Algunos rieron. Otros asintieron. Uno incluso bostezó.
Mira apretó los puños.
—Pero hay niños naciendo hoy. Hay jóvenes que apenas comienzan. ¿No merecen ellos un planeta habitable?
Delacroix la miró con indiferencia.
—Lo siento, hija. Yo ya he enterrado a tres generaciones. ¿Quieres que me preocupe por la cuarta?
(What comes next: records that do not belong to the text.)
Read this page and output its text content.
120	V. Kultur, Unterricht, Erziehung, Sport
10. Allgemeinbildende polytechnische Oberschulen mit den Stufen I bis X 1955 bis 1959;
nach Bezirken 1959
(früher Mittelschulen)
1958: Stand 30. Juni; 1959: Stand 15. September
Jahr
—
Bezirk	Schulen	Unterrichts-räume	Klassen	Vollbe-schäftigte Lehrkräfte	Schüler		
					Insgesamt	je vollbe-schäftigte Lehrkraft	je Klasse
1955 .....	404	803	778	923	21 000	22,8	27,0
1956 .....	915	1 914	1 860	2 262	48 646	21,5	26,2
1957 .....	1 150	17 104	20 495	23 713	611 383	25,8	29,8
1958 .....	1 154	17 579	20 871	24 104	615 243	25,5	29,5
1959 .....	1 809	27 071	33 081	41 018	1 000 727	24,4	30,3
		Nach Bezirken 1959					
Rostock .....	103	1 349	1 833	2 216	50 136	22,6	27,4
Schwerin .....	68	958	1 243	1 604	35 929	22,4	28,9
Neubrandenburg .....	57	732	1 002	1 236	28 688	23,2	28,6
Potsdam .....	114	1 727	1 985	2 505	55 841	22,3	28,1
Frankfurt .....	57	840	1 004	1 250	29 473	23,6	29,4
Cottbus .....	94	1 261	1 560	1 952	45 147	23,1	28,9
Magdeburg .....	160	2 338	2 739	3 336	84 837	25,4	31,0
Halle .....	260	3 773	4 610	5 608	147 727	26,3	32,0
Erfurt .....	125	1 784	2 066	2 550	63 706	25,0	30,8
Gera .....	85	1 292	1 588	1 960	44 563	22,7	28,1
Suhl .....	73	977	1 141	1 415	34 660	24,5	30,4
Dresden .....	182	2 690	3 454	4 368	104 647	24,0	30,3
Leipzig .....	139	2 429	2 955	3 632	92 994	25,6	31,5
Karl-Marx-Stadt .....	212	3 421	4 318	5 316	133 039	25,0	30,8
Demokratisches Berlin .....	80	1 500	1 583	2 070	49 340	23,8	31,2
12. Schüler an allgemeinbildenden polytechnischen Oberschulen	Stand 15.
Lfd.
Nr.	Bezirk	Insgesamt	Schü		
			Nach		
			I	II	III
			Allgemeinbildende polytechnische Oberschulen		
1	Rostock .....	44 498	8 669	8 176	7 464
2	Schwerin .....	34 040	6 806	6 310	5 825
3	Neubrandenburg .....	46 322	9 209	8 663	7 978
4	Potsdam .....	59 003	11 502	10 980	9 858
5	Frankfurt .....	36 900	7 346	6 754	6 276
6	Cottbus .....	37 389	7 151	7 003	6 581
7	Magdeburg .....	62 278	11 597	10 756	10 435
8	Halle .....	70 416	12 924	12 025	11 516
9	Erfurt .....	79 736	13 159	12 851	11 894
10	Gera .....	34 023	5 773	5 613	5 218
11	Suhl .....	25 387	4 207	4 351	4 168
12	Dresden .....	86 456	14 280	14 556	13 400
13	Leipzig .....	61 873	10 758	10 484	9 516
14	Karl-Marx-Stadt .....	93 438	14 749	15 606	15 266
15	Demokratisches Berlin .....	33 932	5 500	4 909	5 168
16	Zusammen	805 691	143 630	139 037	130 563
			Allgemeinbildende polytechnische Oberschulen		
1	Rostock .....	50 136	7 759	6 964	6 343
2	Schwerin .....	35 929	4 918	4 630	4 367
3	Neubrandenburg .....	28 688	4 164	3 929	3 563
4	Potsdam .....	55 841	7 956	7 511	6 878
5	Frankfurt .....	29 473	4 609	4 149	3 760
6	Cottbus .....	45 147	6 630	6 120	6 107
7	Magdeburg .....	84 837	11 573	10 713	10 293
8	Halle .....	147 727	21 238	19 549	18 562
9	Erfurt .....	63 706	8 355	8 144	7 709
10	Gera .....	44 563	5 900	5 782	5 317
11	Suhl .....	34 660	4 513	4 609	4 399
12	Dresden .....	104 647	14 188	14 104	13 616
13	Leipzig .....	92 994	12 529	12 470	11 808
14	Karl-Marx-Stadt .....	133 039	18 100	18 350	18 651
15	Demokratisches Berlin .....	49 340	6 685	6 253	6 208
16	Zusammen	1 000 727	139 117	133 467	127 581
He hecho mi parte. Que se las arreglen ellos.
Y así, una vez más, se decidió no hacer nada. Porque a ellos ya no les tocaba.
Manuel despertó bañado en sudor. El sueño le había parecido demasiado real. Se levantó y fue directo al escritorio. Escribió con furia, con pasión, con temor. Escribió sobre el olvido generacional, sobre la peligrosa desconexión entre la edad y la responsabilidad.
Al día siguiente, visitó de nuevo a su padre. Le llevó el relato.
—¿Puedo leértelo? —preguntó.
Don Matías asintió con una leve sonrisa.
Manuel leyó cada palabra. Su voz temblaba al principio, pero se fue fortaleciendo. Cuando terminó, hubo un largo silencio.
—Qué feo se oye cuando lo dices así —murmuró Don Matías, con la vista baja.
—Es que lo es, papá. A veces, cuando uno ya vivió mucho, olvida que sigue siendo parte de algo más grande. Que lo que se siembra hoy, otro lo cosechará mañana. Tú me enseñaste eso cuando plantabas árboles en el rancho, ¿te acuerdas?
El viejo sonrió. Sí, lo recordaba. Plantó encinos sabiendo que jamás disfrutaría su sombra.
—Tal vez tienes razón —dijo al fin—. Tal vez aún tengo algo que decir.
Ese día, Don Matías pidió que le enseñaran a usar el internet. Quiso leer más, saber más. No por él. Por Emilio. Por los que vendrían.
Y Manuel, al verlo teclear torpemente en la tablet, sintió que algo en el mundo cambiaba. No mucho. Pero lo suficiente para tener esperanza.